3D braided carbon fiber composite shafts hold significant promise for replacing traditional metal or polymer shafts, attributed to their high specific strength and excellent damage tolerance. This study delved into the torsional fatigue damage mechanism of 3D braided carbon fiber composite shafts and developed a life prediction model. The composite shafts were fabricated using 3D four directional braiding and vacuum assisted resin molding techniques. By conducting torsional fatigue tests in conjunction with 3D DIC (3D Digital Image Correlation), CT (Computed Tomography), and in-situ damage monitoring methods, the strain and damage evolution data throughout the fatigue process were acquired. The research results show that the braided structure gives rise to a periodic grid like strain distribution, and the high strain regions are associated with the locations of the braiding nodes. The stiffness degradation occurs in three phases: stable, linear, and accelerating.
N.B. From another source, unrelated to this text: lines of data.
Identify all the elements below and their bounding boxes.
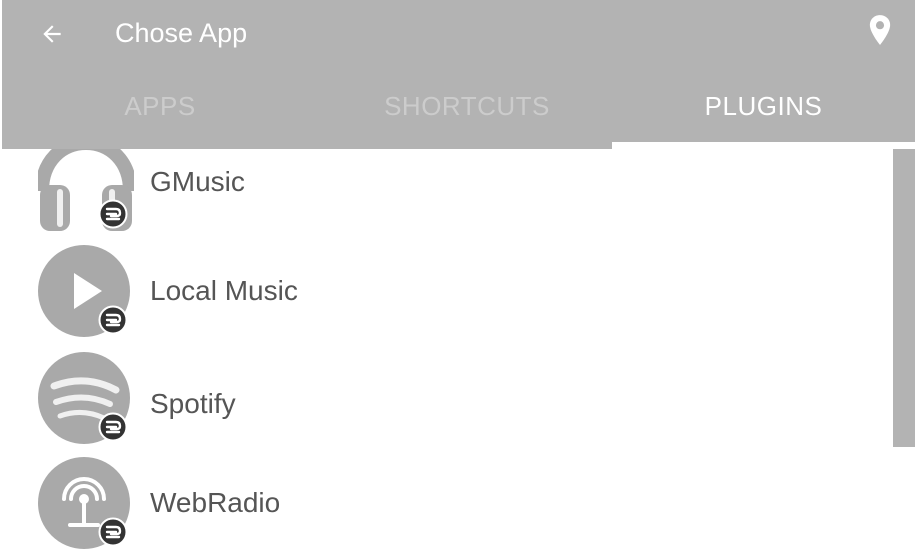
spotify-app-icon bbox=[38, 352, 134, 448]
plugin-badge-icon bbox=[98, 305, 128, 335]
page-title: Chose App bbox=[115, 18, 248, 48]
list-item-spotify[interactable]: Spotify bbox=[0, 352, 891, 454]
tab-bar: APPS SHORTCUTS PLUGINS bbox=[2, 70, 915, 149]
scrollbar[interactable] bbox=[893, 149, 915, 447]
list-item-label: Spotify bbox=[150, 388, 236, 419]
plugin-badge-icon bbox=[98, 412, 128, 442]
map-pin-icon bbox=[869, 15, 891, 45]
plugin-badge-icon bbox=[98, 517, 128, 547]
list-item-webradio[interactable]: WebRadio bbox=[0, 457, 891, 552]
list-item-label: Local Music bbox=[150, 275, 298, 306]
local-music-app-icon bbox=[38, 245, 134, 341]
list-item-label: GMusic bbox=[150, 166, 245, 197]
tab-apps[interactable]: APPS bbox=[8, 70, 312, 142]
active-tab-indicator bbox=[612, 142, 915, 149]
list-item-gmusic[interactable]: GMusic bbox=[0, 149, 891, 241]
webradio-app-icon bbox=[38, 457, 134, 552]
list-item-label: WebRadio bbox=[150, 487, 281, 518]
tab-shortcuts[interactable]: SHORTCUTS bbox=[315, 70, 619, 142]
plugin-list: GMusic Local Music Spotify WebRadio bbox=[0, 149, 891, 552]
list-item-local-music[interactable]: Local Music bbox=[0, 245, 891, 347]
arrow-left-icon bbox=[43, 25, 61, 43]
gmusic-app-icon bbox=[35, 149, 137, 235]
back-button[interactable] bbox=[32, 14, 72, 54]
tab-plugins[interactable]: PLUGINS bbox=[612, 70, 915, 142]
app-bar: Chose App APPS SHORTCUTS PLUGINS bbox=[2, 0, 915, 149]
plugin-badge-icon bbox=[98, 199, 128, 229]
location-button[interactable] bbox=[860, 10, 900, 50]
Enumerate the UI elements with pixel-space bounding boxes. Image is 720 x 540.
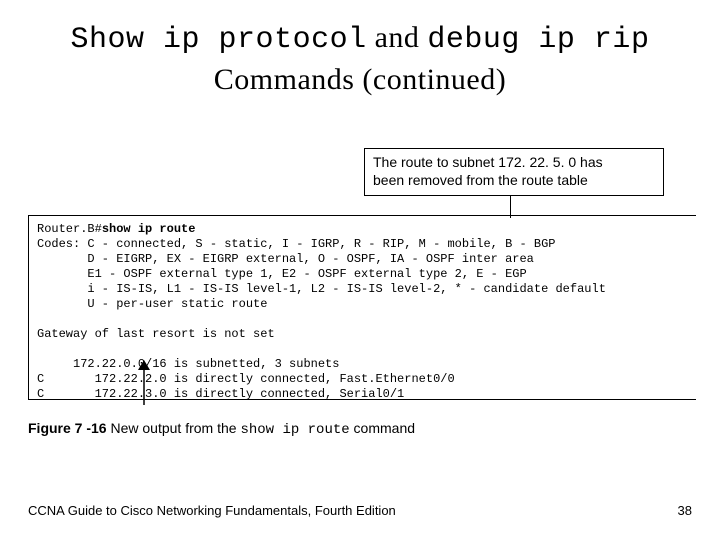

The damage commences from the fiber bundles on the specimen surface and undergoes an evolution process involving matrix fiber debonding, fiber buckling, and fiber fracture. The debonding cracks within the fiber bundle are the form of damage initiation. Fiber buckling has been proven to be a sign of rapid stiffness degradation. Through the bearing and damage analysis of fiber bundles, an energy based fatigue life prediction model was successfully applied. This model incorporates the stress and strain characteristics on critical fracture surfaces involving fiber resin debonding and fiber buckling fracture as core parameters. Experimental validation confirmed the accuracy of the model in predicting fatigue life under different braiding angles and various loading conditions.